Start planting winter vegetables such as peas and broad beans, cabbage and silverbeet. Beetroot and carrot seeds are available in convenient seed tape to reduce the need for thinning. Protect young plants from snails and slugs. A saucer of beer is a remarkably good way of trapping these troublesome pests.
Keep up the grooming. Gardens in cool climates are thinking of packing up for winter, but a bit of dead-heading and judicious cutting back can delay the perception of decay.
Get bulbs in the ground. Alternatively, pot them: a dozen tulips in a pot makes triple the impact of the same number of bulbs in the ground.

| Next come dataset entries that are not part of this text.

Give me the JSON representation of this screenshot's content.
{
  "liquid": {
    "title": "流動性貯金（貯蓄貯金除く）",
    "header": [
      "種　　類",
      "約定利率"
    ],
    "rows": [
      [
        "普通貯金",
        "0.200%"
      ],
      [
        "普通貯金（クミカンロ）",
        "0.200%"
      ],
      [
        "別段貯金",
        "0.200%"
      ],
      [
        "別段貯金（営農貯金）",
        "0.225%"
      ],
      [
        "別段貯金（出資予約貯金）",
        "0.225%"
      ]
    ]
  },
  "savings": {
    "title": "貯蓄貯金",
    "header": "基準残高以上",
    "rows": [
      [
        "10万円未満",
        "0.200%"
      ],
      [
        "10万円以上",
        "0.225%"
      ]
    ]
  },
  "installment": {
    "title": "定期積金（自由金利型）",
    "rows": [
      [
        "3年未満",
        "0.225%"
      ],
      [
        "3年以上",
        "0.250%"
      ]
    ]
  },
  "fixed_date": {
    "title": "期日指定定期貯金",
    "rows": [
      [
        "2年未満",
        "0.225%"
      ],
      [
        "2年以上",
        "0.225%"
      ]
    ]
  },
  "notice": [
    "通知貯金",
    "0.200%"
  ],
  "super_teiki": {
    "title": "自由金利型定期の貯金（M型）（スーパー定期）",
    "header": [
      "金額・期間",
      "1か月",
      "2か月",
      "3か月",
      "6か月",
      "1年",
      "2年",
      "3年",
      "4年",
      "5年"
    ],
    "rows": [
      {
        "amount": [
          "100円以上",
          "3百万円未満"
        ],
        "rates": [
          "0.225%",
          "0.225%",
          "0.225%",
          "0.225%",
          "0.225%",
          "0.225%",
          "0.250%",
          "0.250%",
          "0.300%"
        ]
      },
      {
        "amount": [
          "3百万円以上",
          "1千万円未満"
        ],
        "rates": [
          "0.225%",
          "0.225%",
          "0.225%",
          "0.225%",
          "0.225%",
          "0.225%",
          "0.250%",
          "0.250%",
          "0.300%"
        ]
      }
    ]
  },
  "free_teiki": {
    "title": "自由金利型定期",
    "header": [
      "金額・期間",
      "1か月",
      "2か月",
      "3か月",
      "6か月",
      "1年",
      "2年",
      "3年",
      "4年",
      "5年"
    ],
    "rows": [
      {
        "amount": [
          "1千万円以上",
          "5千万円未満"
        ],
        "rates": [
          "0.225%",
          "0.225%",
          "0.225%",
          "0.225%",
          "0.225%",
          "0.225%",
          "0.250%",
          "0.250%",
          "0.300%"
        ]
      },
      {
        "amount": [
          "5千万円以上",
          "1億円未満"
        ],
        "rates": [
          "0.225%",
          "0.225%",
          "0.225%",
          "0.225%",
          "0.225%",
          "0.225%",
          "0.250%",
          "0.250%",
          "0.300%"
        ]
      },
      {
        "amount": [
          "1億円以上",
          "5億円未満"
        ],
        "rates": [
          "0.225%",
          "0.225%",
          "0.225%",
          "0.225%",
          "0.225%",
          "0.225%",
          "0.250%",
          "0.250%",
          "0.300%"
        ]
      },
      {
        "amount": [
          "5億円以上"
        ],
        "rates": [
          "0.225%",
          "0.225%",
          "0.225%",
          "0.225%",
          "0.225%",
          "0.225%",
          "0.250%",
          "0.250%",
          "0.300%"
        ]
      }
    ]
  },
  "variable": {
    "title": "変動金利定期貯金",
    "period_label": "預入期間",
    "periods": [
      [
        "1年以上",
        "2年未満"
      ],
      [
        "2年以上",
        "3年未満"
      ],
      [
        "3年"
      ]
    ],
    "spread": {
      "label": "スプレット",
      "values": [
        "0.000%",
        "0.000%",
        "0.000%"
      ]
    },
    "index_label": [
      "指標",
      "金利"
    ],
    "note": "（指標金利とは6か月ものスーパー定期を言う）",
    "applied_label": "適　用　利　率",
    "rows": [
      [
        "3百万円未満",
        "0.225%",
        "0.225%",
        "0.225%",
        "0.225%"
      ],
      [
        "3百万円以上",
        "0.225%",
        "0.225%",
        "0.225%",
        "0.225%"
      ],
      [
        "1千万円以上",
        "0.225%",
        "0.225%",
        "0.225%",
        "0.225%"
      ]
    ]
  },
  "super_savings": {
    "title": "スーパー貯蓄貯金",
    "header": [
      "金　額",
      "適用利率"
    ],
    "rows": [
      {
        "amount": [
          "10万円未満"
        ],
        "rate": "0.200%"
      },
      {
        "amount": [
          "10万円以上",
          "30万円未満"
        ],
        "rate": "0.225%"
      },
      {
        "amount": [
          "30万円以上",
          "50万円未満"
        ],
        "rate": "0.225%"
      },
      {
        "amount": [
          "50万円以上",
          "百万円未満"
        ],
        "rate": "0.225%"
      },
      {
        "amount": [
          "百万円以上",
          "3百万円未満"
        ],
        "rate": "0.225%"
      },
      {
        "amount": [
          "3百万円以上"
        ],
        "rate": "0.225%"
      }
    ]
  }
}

Sow cool-climate herbs like chervil and coriander. They show far less tendency to bolt at this time of year, and can last several months in the garden, compared to only weeks during warmer weather.
When you have an hour
Go shopping at your local nursery for new or quirky pots to refresh your display. Repot with fresh, top quality potting mix.
When you have 10 minutes
Sow sweet peas now for a beautiful spring display. Browse catalogues to colour co-ordinate sweet peas with your climbing roses. Burgundy and purple Lathyrus ‘Matucana’ would make a rich combination with red ‘Pierre de Ronsard’; Lathyrus ‘Shades of Blue’ would contrast well with a yellow rose such as ‘Gold Bunny’. Both these varieties of sweet pea are available from www.diggers.com.au.